Wird der Bochumer Uni-Vergewaltiger abgeschoben?

Foto: Jürgen von Polier

Bochum. Nach dem Prozess gegen Ziyad K., der als Bochumer Uni-Vergewaltiger bekannt geworden ist, steht die Frage im Raum, ob der anerkannte Flüchtling aus dem Irak nun abgeschoben wird.

Darauf antwortet Michael Rehaag vom Landgericht Bochum, dass das frühestens möglich wäre, wenn die Hälfte der Strafe in Deutschland abgesessen wurde. Im Fall von Ziyad K. wären das fünfeinhalb Jahre.

Starre 50-Prozent-Regel gibt es nicht

Eine starre 50-Prozent-Regel gibt es aber nicht, sagt Rehaag. Es gibt lediglich eine Anweisung des Justizministeriums, dass frühestens nach 50 Prozent der Strafe von dieser Möglichkeit Gebrauch zu machen ist. Eine Prüfung liege demnach im Ermessen der Staatsanwaltschaft.

Anschließend ist es dann Sache der Stadt Bochum, eine mögliche Abschiebung durchzusetzen.
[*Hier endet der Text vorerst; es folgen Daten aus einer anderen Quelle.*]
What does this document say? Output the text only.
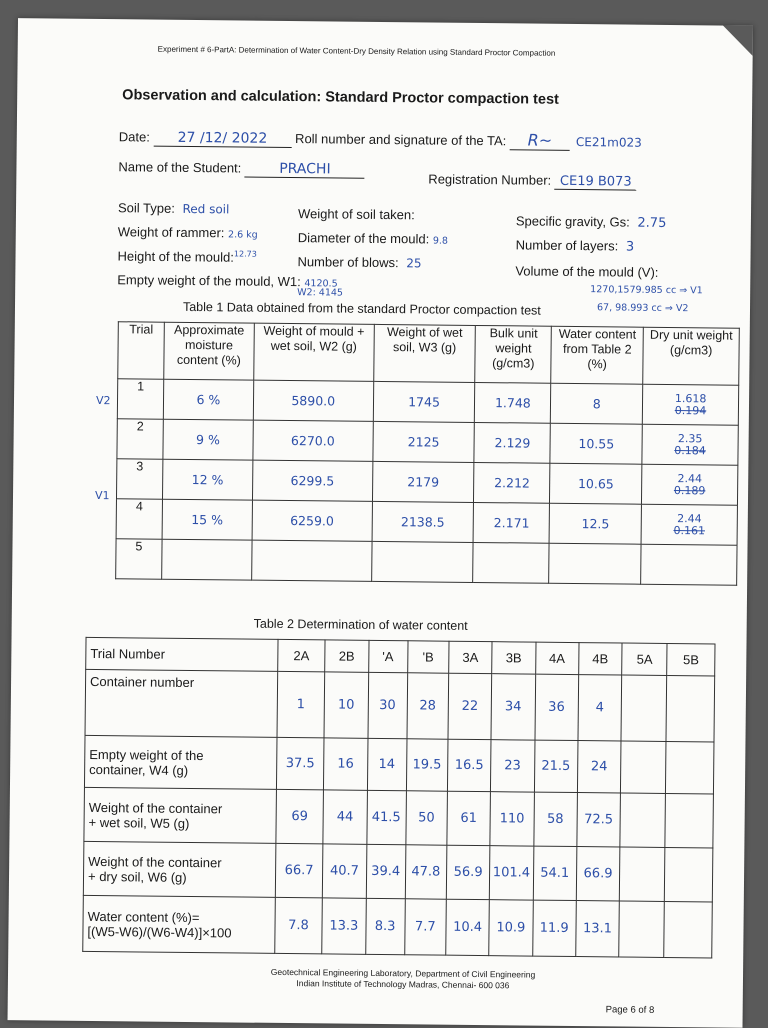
Experiment # 6-PartA: Determination of Water Content-Dry Density Relation using Standard Proctor Compaction
Observation and calculation: Standard Proctor compaction test
Date: 27 /12/ 2022 Roll number and signature of the TA: R~ CE21m023
Name of the Student:	PRACHI
Registration Number: CE19 B073
Soil Type: Red soil	Weight of soil taken:	Specific gravity, Gs: 2.75
Weight of rammer: 2.6 kg	Diameter of the mould: 9.8	Number of layers: 3
Height of the mould:$^{12.73}$
Number of blows: 25
Volume of the mould (V):
Empty weight of the mould, W1: 4120.5
W2: 4145	1270,1579.985 cc ⇒ V1
67, 98.993 cc ⇒ V2
Table 1 Data obtained from the standard Proctor compaction test
V2
V1
Trial	Approximate moisture content (%)	Weight of mould + wet soil, W2 (g)	Weight of wet soil, W3 (g)	Bulk unit weight (g/cm3)	Water content from Table 2 (%)	Dry unit weight (g/cm3)
1	6 %	5890.0	1745	1.748	8	1.618
0.194
2	9 %	6270.0	2125	2.129	10.55	2.35
0.184
3	12 %	6299.5	2179	2.212	10.65	2.44
0.189
4	15 %	6259.0	2138.5	2.171	12.5	2.44
0.161
5						
Table 2 Determination of water content
Trial Number	2A	2B	'A	'B	3A	3B	4A	4B	5A	5B
Container number	1	10	30	28	22	34	36	4		
Empty weight of the
container, W4 (g)	37.5	16	14	19.5	16.5	23	21.5	24		
Weight of the container
+ wet soil, W5 (g)	69	44	41.5	50	61	110	58	72.5		
Weight of the container
+ dry soil, W6 (g)	66.7	40.7	39.4	47.8	56.9	101.4	54.1	66.9		
Water content (%)=
[(W5-W6)/(W6-W4)]×100	7.8	13.3	8.3	7.7	10.4	10.9	11.9	13.1		
Geotechnical Engineering Laboratory, Department of Civil Engineering
Indian Institute of Technology Madras, Chennai- 600 036
Page 6 of 8
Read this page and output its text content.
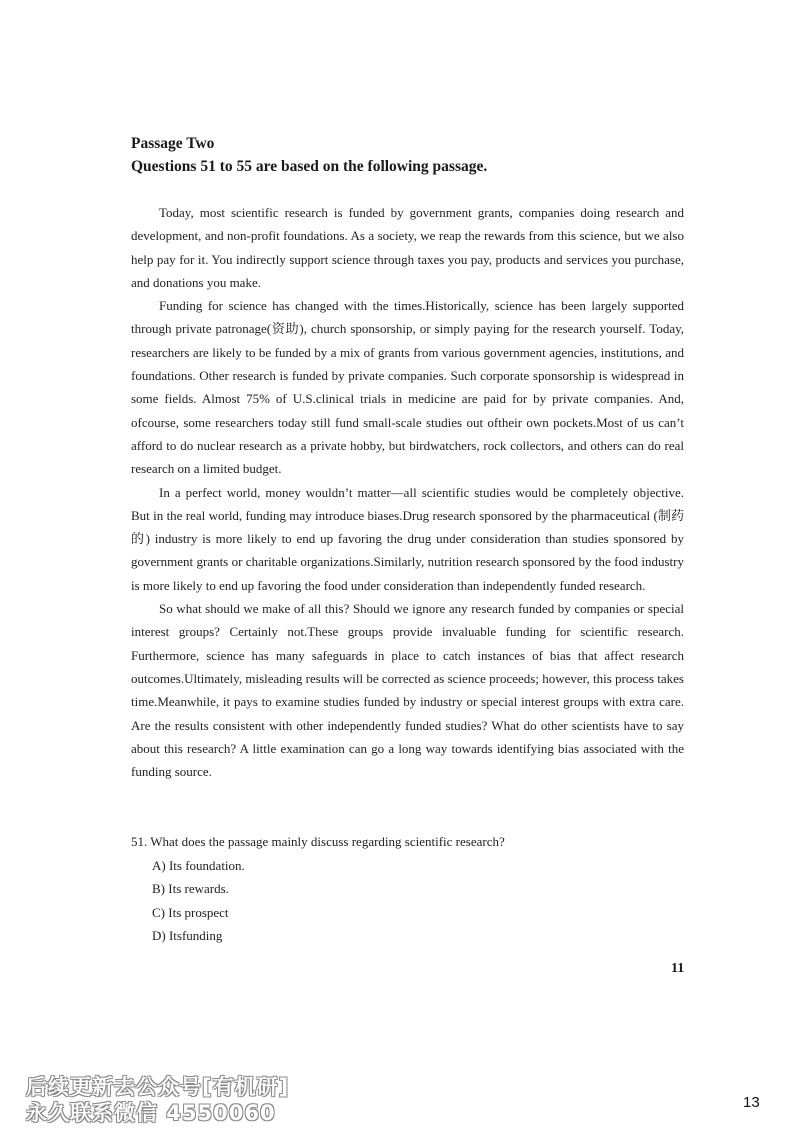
Passage Two
Questions 51 to 55 are based on the following passage.

Today, most scientific research is funded by government grants, companies doing research and development, and non-profit foundations. As a society, we reap the rewards from this science, but we also help pay for it. You indirectly support science through taxes you pay, products and services you purchase, and donations you make.

Funding for science has changed with the times.Historically, science has been largely supported through private patronage(资助), church sponsorship, or simply paying for the research yourself. Today, researchers are likely to be funded by a mix of grants from various government agencies, institutions, and foundations. Other research is funded by private companies. Such corporate sponsorship is widespread in some fields. Almost 75% of U.S.clinical trials in medicine are paid for by private companies. And, ofcourse, some researchers today still fund small-scale studies out oftheir own pockets.Most of us can’t afford to do nuclear research as a private hobby, but birdwatchers, rock collectors, and others can do real research on a limited budget.

In a perfect world, money wouldn’t matter—all scientific studies would be completely objective. But in the real world, funding may introduce biases.Drug research sponsored by the pharmaceutical (制药的) industry is more likely to end up favoring the drug under consideration than studies sponsored by government grants or charitable organizations.Similarly, nutrition research sponsored by the food industry is more likely to end up favoring the food under consideration than independently funded research.

So what should we make of all this? Should we ignore any research funded by companies or special interest groups? Certainly not.These groups provide invaluable funding for scientific research. Furthermore, science has many safeguards in place to catch instances of bias that affect research outcomes.Ultimately, misleading results will be corrected as science proceeds; however, this process takes time.Meanwhile, it pays to examine studies funded by industry or special interest groups with extra care. Are the results consistent with other independently funded studies? What do other scientists have to say about this research? A little examination can go a long way towards identifying bias associated with the funding source.

51. What does the passage mainly discuss regarding scientific research?
A) Its foundation.
B) Its rewards.
C) Its prospect
D) Itsfunding
11
后续更新去公众号[有机研]
永久联系微信 4550060	13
Verurteilter hat Familie in Deutschland

Ob ein Häftling abgeschoben wird oder nicht hängt dann von verschiedenen Faktoren ab. Droht dem Häftling in der Heimat Folter? Gar der Tod? Abgesehen von solchen Fragen dürfte auch die Tatsache ins Gewicht fallen, dass Ziyad K. in Deutschland Familie hat.

Ob er also abgeschoben wird, bleibt abzuwarten. Momentan sieht es allerdings nicht danach aus.

Kurz nach der Urteilsverkündung sagte Pflichtverteidiger Egbert Schenkel, dass er im Auftrag seines Mandanten Revision einlegen wird. Dann wird sich also auch der Bundesgerichtshof mit dem Urteil des Bochumer Landgerichts befassen.